Un dimanche. Le 04 janvier 1959. Les militants de l’Alliance des Bokongos (Abako) sont en colère après l’annulation du meeting de leur leader prévu à l’espace Ymca à Léopoldville (actuelle Kinshasa), capitale congolaise. Ces militants sont rejoints par une foule des supporters de l’équipe Vita Club, qui sortait du stade Roi Baudouin où leur équipe venait de perdre face à Mikado. Des manifestations éclatent. La force publique réprime dans le sang ces manifestations aux allures d’une insurrection populaire. 63 ans après, que reste-il de l’héritage des martyrs de l’indépendance ?
« Il n’y a pas d’héritage légué par les martyrs de l’indépendance. Cela s’explique par le fait que, l’homme congolais est resté depuis toujours dépendant de ses bourreaux », confie Stanis Menji, la trentaine et assistant d’une université à Kinshasa. Il estime « qu’il est temps que les congolais comprennent le sens du combat des martyrs de l’indépendance : résister vis-à-vis de l’oppresseur et défendre sans failles les intérêts de leur patrie », dit-il.
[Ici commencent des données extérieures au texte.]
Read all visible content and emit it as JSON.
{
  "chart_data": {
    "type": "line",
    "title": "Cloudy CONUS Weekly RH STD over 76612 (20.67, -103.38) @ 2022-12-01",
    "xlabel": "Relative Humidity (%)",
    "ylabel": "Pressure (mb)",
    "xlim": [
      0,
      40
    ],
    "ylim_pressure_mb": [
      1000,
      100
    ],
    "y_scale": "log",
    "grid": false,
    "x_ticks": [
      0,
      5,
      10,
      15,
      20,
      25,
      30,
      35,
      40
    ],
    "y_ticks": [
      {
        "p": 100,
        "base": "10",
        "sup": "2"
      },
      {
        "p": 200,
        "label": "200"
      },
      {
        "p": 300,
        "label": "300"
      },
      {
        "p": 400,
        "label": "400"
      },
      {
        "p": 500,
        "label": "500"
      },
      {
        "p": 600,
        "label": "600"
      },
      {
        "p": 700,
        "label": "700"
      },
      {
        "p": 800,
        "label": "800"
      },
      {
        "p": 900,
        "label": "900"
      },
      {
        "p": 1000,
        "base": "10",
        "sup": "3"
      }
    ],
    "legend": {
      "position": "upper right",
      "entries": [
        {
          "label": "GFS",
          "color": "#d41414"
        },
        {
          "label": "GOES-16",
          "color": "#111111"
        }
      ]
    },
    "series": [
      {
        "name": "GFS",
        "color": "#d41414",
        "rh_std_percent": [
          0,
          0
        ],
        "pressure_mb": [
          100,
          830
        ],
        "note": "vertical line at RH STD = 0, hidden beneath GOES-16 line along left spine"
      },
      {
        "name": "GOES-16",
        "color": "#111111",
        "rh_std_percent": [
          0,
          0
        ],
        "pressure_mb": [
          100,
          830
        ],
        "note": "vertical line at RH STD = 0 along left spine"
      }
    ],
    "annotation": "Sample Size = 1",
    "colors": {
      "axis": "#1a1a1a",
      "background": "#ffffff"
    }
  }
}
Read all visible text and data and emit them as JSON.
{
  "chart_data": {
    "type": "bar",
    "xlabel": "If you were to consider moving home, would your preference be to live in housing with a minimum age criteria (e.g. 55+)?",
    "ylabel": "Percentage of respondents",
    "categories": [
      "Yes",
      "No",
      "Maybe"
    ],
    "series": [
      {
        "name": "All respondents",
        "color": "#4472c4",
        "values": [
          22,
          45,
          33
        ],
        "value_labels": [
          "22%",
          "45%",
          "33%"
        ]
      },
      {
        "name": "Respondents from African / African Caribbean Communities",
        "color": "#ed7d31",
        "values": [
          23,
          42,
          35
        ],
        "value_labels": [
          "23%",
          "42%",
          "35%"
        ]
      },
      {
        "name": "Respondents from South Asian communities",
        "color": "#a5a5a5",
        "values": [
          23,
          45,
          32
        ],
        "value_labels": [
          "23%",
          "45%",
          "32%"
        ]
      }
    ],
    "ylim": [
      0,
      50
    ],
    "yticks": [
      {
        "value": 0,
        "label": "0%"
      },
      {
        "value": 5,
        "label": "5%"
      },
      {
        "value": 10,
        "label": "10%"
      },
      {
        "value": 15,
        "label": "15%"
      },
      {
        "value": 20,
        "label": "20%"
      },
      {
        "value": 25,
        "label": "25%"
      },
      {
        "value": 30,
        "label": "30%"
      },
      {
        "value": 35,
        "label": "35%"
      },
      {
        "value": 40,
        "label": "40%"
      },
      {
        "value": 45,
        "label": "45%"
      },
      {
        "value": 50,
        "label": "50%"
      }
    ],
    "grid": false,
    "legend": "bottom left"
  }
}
« Cette indépendance a-t-elle été bénéfique pour nous ?. Le Congo indépendant va très mal que le Congo sous la colonisation belge », lâche Aimé Kayembe.
Le 4 janvier, une date de prise de conscience
Pour Serges Mayamba, activiste du mouvement citoyen Filimbi, cette date doit être celle de la prise de conscience. « Le peuple congolais ne s’est jamais libéré et n’a non plus été réellement indépendant sur plusieurs aspects (économique, politique, culturelle, sociale…). Nous dépendons toujours de l’Asie et de l’Occident malgré nos richesses et nous sommes dictés par des ambassades sur notre démarche politique, en faisant du copier-coller des lois occidentales, plusieurs autorités sont prises en otage par les occidentaux. Mais également nos us et coutumes sont remplacées par celles des occidentaux », regrette-t-il.
Des sources officielles font état de quarante-neuf personnes tuées, pendant que d’autres sources affirment que l’action répressive menée par la force publique aurait fait des centaines de victimes. Ces victimes, sont-ils célébrés comme martyrs de l’indépendance ?
«L’histoire doit enseigner à nos enfants le mérite de cette indépendance»
« Ils sont reconnus que par la date, mais leurs noms n’ont jamais été repris dans les livres d’histoire du pays. Plusieurs personnes n’ont jamais compris jusqu’à présent le sens de cette journée du 4 janvier 1959. Cela doit nous conscientiser mais malheureusement, ce n’est pas le cas », déclare Michelle Mbungu, la cinquantaine et mère de famille.
Selon Ngoie, enseignante d’une école publique à Lubumbashi, « le gouvernement doit faire plus que déclarer cette journée fériée ». « L’histoire doit enseigner à nos enfants le mérite de cette indépendance. Les morts de cette journée doivent être reconnus et non seulement être englobés par le mot martyrs de l’indépendance. Aidons la jeune génération à connaître l’élément déclencheur de l’indépendance de notre beau pays », relate-t-elle.
La République Démocratique du Congo commémore chaque année les émeutes du 4 janvier 1959. Cet événement tragique a précipité le pays vers l’indépendance acquise 18 mois plus tard, le 30 juin 1960.